Lebih lanjut, Spei mengungkapkan bahwa secara geografis Pegunungan Bintang berada di wilayah ketinggian yang menjadi sumber aliran air ke berbagai penjuru, baik ke timur, selatan, utara maupun barat.
Baca juga: Pemkab Pegunungan Bintang Studi Soal Pembangunan Berkelanjutan di Papua Barat
Karena itu, ia berkomitmen mendorong Pegunungan Bintang menjadi pusat air atau pusat hidrologi Tanah Papua dengan pendekatan pembangunan berkelanjutan yang tetap menjaga kelestarian lingkungan dan hak-hak masyarakat adat.

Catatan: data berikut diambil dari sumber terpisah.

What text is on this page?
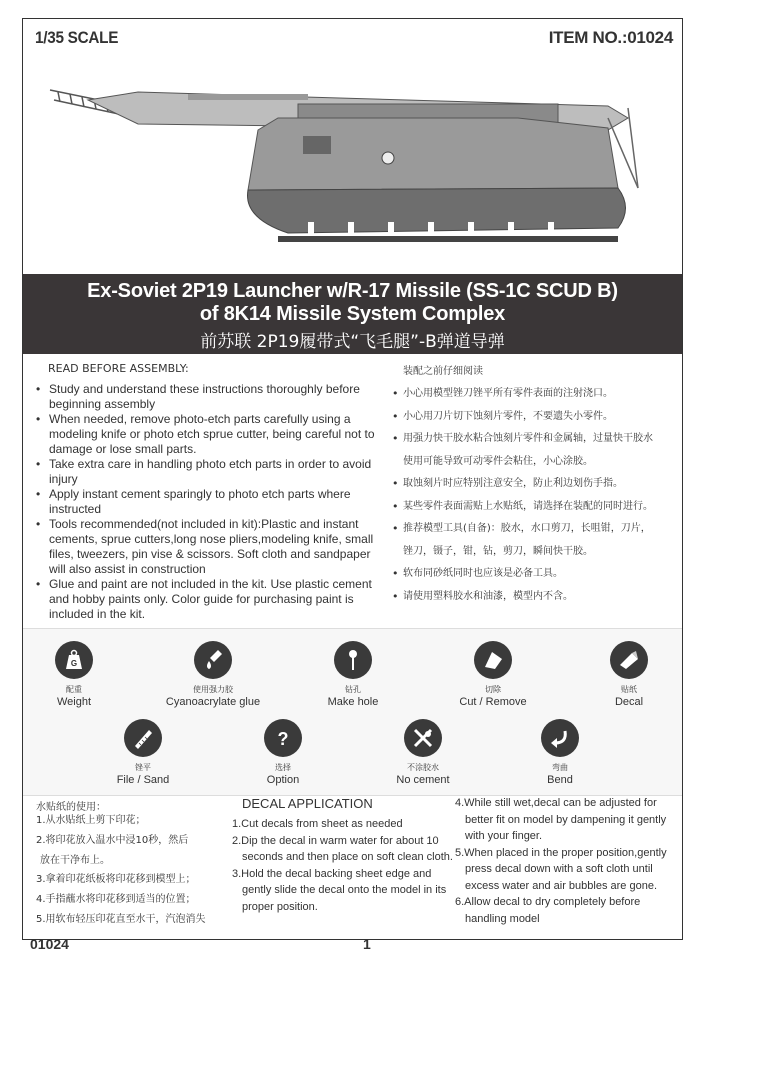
1/35 SCALE	ITEM NO.:01024
Ex-Soviet 2P19 Launcher w/R-17 Missile (SS-1C SCUD B)
of 8K14 Missile System Complex
前苏联 2P19履带式“飞毛腿”-B弹道导弹
READ BEFORE ASSEMBLY:
• Study and understand these instructions thoroughly before beginning assembly
• When needed, remove photo-etch parts carefully using a modeling knife or photo etch sprue cutter, being careful not to damage or lose small parts.
• Take extra care in handling photo etch parts in order to avoid injury
• Apply instant cement sparingly to photo etch parts where instructed
• Tools recommended(not included in kit):Plastic and instant cements, sprue cutters,long nose pliers,modeling knife, small files, tweezers, pin vise & scissors. Soft cloth and sandpaper will also assist in construction
• Glue and paint are not included in the kit. Use plastic cement and hobby paints only. Color guide for purchasing paint is included in the kit.
装配之前仔细阅读
• 小心用模型锉刀锉平所有零件表面的注射浇口。
• 小心用刀片切下蚀刻片零件，不要遗失小零件。
• 用强力快干胶水粘合蚀刻片零件和金属轴，过量快干胶水
使用可能导致可动零件会粘住，小心涂胶。
• 取蚀刻片时应特别注意安全，防止利边划伤手指。
• 某些零件表面需贴上水贴纸，请选择在装配的同时进行。
• 推荐模型工具(自备)：胶水，水口剪刀，长咀钳，刀片，
锉刀，镊子，钳，钻，剪刀，瞬间快干胶。
• 软布同砂纸同时也应该是必备工具。
• 请使用塑料胶水和油漆，模型内不含。
G
配重
Weight
使用强力胶
Cyanoacrylate glue
钻孔
Make hole
切除
Cut / Remove
贴纸
Decal
锉平
File / Sand
?
选择
Option
不涂胶水
No cement
弯曲
Bend
水贴纸的使用：
1.从水贴纸上剪下印花；
2.将印花放入温水中浸10秒，然后
放在干净布上。
3.拿着印花纸板将印花移到模型上；
4.手指蘸水将印花移到适当的位置；
5.用软布轻压印花直至水干，汽泡消失
DECAL APPLICATION
1.Cut decals from sheet as needed
2.Dip the decal in warm water for about 10 seconds and then place on soft clean cloth.
3.Hold the decal backing sheet edge and gently slide the decal onto the model in its proper position.
4.While still wet,decal can be adjusted for better fit on model by dampening it gently with your finger.
5.When placed in the proper position,gently press decal down with a soft cloth until excess water and air bubbles are gone.
6.Allow decal to dry completely before handling model
01024	1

“Pegunungan Bintang berada di ketinggian dan airnya mengalir ke segala sisi. Karena itu kami ingin mendorong Pegunungan Bintang menjadi pusat air atau hidrologi Tanah Papua dengan konsep pembangunan berkelanjutan,” ujarnya.
Tak hanya itu, Pemerintah Kabupaten Pegunungan Bintang juga berencana menggelar simposium internasional guna membahas konservasi, perlindungan wilayah adat, serta peran strategis Pegunungan Bintang sebagai kawasan penyangga ekosistem Papua.
“Kami juga akan mendorong simposium internasional,” tutup Bupati Spei Yan Bidana.